Applying chaos engineering principles to community resilience
by John Plodinec, Community and Regional Resilience Institute
October 9, 2018
Put a Little Chaos in Your Community
As I’ve mentioned before, I’m an inveterate reader (Motto: no cereal box is safe from me). One of the things I like to do is apply ideas I’ve read about from one field to another completely different one. Sometimes, it’s a square peg in a round hole; but sometimes…
Recently I stumbled across an article about chaos engineering. This is a computer science technique aimed at increasing the robustness and resilience of complex distributed software systems. As I dug into it, I began to see its potential relevance to communities and their resilience.
Chaos engineering doesn’t just look at the software, it considers the entire system: software, hardware and people. This may involve multiple programs, run on many different servers, with input from people or from other programs. Periodically, user demand leads to addition of new features but with the expectation that the system will remain reliable. And yet, even if each individual program is operating “correctly” sometimes the system produces unreliable output. In general, faulty communications among the different parts of the distributed system most often are the root cause of these problems.
Communities are also complex distributed systems. Just within a city government there are many “programs” – the policies and procedures of its bureaucracies – that are continuously interacting. When they are in sync, we receive the services we expect, but when they aren’t… And then when you add in all of the other entities in a community – businesses, NGO’s, neighborhoods, families, individuals – you have the quintessential complex distributed system!
Chaos engineering is focused on determining the reliability of the system’s output. Off-normal real-world occurrences (some big, some small) are introduced more or less at random into the system’s operations and the output monitored.
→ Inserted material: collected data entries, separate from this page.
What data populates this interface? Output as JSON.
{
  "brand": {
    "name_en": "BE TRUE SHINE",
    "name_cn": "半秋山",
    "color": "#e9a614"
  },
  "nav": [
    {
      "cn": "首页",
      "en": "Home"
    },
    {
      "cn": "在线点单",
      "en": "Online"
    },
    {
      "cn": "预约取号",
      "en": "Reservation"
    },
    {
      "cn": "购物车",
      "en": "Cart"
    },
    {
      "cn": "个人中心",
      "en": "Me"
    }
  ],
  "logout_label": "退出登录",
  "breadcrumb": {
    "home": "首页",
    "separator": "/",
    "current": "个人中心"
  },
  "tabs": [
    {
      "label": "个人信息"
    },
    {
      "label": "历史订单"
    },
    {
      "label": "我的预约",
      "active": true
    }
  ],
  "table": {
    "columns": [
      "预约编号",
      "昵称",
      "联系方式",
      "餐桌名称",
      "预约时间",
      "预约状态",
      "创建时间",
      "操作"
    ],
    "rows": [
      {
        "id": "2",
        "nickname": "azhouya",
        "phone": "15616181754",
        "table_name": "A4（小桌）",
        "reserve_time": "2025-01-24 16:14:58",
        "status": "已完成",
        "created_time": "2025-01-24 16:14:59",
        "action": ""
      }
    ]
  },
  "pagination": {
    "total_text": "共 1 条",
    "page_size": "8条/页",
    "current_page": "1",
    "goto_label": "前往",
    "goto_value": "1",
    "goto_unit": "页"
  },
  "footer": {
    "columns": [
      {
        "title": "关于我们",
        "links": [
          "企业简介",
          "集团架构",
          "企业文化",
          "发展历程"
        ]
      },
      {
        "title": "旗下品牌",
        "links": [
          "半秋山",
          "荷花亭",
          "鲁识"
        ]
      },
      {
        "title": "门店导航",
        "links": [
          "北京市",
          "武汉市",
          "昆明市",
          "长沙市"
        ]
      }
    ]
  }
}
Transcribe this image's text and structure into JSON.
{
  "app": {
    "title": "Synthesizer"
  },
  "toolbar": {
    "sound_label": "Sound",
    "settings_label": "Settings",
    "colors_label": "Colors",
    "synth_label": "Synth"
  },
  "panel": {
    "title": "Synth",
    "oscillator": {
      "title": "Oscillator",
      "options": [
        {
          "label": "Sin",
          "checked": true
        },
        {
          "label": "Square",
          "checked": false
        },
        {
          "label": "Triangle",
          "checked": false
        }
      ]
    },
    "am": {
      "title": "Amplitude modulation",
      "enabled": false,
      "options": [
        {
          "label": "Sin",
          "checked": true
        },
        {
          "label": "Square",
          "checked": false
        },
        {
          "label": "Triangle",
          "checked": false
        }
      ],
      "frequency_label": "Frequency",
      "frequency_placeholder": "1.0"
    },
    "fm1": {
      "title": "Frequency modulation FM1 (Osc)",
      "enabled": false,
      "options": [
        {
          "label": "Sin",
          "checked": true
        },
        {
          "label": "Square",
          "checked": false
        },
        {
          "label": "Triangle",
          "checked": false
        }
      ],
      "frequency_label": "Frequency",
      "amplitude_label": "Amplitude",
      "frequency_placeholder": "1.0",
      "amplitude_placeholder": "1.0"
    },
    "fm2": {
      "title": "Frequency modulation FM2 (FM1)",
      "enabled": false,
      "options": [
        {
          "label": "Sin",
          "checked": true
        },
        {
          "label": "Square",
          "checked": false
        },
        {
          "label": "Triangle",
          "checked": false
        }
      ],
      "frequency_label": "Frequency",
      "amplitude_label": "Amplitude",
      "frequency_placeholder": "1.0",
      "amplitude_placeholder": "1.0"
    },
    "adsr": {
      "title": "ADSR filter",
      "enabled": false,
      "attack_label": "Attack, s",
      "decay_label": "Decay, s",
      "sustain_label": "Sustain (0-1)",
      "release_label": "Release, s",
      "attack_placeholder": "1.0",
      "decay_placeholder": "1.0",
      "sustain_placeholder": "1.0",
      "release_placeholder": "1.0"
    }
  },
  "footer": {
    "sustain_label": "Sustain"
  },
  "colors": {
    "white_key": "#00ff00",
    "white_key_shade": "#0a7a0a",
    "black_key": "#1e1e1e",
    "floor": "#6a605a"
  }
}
Sometimes this is done on the actual systems in use, sometimes on shadow systems that simulate those in production.
Chaos engineering’s principles and techniques are not very different than those used by emergency managers: exercise emergency systems with simulated disasters, inject one or more unexpected conditions into the exercise, monitor the outcomes, fix any problems. What is different is how systematically these are applied in practice, and not just in emergency situations. The aim is to find problems and fix them before they’re encountered in practice.
We can systematically apply chaos engineering’s principles to our community systems, even – especially – those in routine use.
Know how we’re connected. I am continually amazed at how oblivious we often are to the “goes-inta’s” and the “comes outta’s” of our community systems. Whether it’s a social, economic or infrastructural system, there are inputs and outputs. With a little effort, most community leaders will recognize the connections within their community; seldom are the connections beyond the community recognized.
One of my favorite examples of this is poultry production in North Carolina. Each year, the state’s farmers produce almost a billion birds for meat. When hit with the double whammy of Dennis and Floyd in 1999, the state’s poultry producers awoke to the unpleasant reality that they all were heavily dependent on a single feed source whose facilities were impacted by the heavy flooding. This led to some diversification of suppliers as well as an insistence on business continuity plans as a contract requirement.
Require regular testing of every system, including its inputs and outputs. One system’s output at the edges of its acceptable range may cause bad things to happen when it is the input to another system. Any changes to one system (e.g., to make it more efficient) should be constrained by what follow-on systems can tolerate.
Regular testing need not be a special event held annually. Communities often use collegiate athletic events as an opportunity to test how well emergency management, transportation and other systems work together.
Introduce a little chaos into the testing. Emergency managers know that injects – introducing unexpected oops’es – often yield the most illuminating test results. And the testing doesn’t have to be “live” to be valuable. For example, President Nunez (Eastern Connecticut State University) starts out each of her staff meetings looking at an incident that happened somewhere else, asking “What if it happened here? What would we do? What, if anything, do we need to change?”
Change is the one constant for our communities. Yet we expect – often, demand – that the services we’ve come to rely on are available whenever we want them. Taking a chaos engineering-type approach seems to be a great way to find and fix potential problems before we encounter them in real life. Thus, chaos engineering can be a path to more resilient communities.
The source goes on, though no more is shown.